A HUSBAND who murdered his wife in a frenzied knife attack after he was humiliated and ostracised by her family was beginning a life sentence last night.
Amir Shazad carried out the killing 18 months after he moved to the North-East from Pakistan to be with his wife, Nusrat Ali, following their arranged marriage.
Teesside Crown Court heard that Shazad never consummated the five-year relationship, was made to live next door to his wife, to sleep and eat his meals on the floor, and was locked in a room when visitors called.
The family also pretended the 30-year-old was an asylum seeker to keep his identity and relationship secret from the Middlesbrough community where they lived.
The court heard he snapped and killed Ms Ali because of the severe emotional stress he endured after the family snubbed him and told him it would be another year at least before his marriage problems could be sorted out by relatives.
James Goss, prosecuting, said Shazad, who was from a small village in Pakistan, killed his wife on the doorstep of her home in Lothian Road on August 17, before attempting to hang himself in his lodgings at the house next door.
He was saved after Cleveland Police officers broke into his home minutes after the murder and resuscitated him.
The defendant had lain in wait in bushes outside his wife's home before grabbing her when she left for work and stabbing her repeatedly in the torso and legs as she tried to fight him off.
Two passers-by intervened but ran off, fearing for their lives after seeing Shazad was armed with a kitchen knife.
Mr Goss said the defendant was interviewed by police when he was released from hospital three days after the attack.
"He was in total denial to police so far as the killing and attempted suicide were concerned.
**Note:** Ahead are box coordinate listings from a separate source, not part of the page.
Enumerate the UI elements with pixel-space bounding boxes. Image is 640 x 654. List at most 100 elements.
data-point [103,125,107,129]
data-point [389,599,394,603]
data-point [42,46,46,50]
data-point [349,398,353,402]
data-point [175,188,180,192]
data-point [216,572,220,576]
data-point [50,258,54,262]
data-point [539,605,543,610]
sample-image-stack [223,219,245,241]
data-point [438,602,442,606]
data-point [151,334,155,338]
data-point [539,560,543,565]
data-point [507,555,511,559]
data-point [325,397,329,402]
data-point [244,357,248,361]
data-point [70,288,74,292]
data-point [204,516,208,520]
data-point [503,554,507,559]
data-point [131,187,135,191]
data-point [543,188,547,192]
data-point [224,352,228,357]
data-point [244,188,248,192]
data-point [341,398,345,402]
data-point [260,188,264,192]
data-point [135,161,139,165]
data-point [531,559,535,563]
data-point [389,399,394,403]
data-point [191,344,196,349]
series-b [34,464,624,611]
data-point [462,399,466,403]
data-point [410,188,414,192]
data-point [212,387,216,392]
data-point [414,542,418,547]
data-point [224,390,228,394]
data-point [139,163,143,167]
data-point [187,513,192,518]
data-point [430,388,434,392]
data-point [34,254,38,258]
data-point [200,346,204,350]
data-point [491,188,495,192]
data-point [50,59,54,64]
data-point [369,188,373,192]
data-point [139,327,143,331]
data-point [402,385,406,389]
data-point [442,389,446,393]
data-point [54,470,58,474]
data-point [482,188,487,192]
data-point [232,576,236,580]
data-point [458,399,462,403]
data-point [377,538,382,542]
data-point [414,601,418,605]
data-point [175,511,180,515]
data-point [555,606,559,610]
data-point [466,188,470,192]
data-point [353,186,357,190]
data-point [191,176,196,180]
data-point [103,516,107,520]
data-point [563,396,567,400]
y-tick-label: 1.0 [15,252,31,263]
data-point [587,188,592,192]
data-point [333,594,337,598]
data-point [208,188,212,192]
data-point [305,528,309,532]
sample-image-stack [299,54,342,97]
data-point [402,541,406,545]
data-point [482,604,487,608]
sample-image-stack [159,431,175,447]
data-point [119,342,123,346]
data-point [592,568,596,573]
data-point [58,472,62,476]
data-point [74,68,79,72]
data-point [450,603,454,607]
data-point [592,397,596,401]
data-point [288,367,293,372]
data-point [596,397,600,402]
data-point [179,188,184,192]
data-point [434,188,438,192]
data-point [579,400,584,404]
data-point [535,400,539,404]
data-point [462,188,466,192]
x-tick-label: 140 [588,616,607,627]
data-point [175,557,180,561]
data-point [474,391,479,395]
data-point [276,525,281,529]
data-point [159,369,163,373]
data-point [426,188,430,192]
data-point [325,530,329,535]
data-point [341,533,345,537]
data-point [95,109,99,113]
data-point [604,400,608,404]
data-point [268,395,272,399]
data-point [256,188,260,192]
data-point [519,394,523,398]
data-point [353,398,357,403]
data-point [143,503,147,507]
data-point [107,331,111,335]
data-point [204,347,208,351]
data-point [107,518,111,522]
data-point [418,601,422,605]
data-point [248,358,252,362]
He denied he had done anything," he said.
Shazad, who worked in a cash-and-carry store, had been due to stand trial for murder yesterday but changed his plea to guilty.
The court heard that he married Ms Ali, a lab technician at Easington Community School and a Teesside University student, in Pakistan in 1999, after it was arranged by elder members of their family.
Following the wedding, she and her mother returned to England, but Shazad did not join the family until 2003, after he obtained a visa to live in Middlesbrough.
When he joined the family, he found his wife barely spoke to him, they were not allowed to live together or go out together in public, and he was not allowed to tell workmates about her.
Tim Roberts QC, defending, said his client was never told his wife was rejecting the marriage.
"He respected his mother-in-law and obeyed her wishes, even to the extent of denying his own presence in their home," said Mr Roberts.
"It is a key factor in all of this that the defendant left all of the arrangements to solve the difficulties in his marriage to his relatives, as required to do so. He followed the traditional processes that the matter should be resolved by respected elders."
Judge Peter Fox, Recorder of Middlesbrough, was told Ms Ali had sent an e-mail to the Foreign and Commonwealth Office at the time her husband was applying for a visa, telling them she had been forced into the marriage by her family.
She later told friends she planned to run away and start a new life in Bristol because she could no longer stand the situation at home.
A medical report presented to the court said Shazad had been subjected to repeated insults and periods of humiliation.
It concluded: "It would not be surprising for a man to crack under this stress."
Judge Fox passed a mandatory life sentence and recommended Shazad, who wiped away tears as he was sentenced, serve at least nine-and-a-half years before being considered for parole.
He told him: "Your high sense of family duty perversely and so unhappily led to this personal tragedy.
"You were caught in a cultural trap from which there was no prospect of release and which, throughout, you were consistently humiliated.
"You finally decided you would kill her and yourself. You achieved the former and very nearly the latter.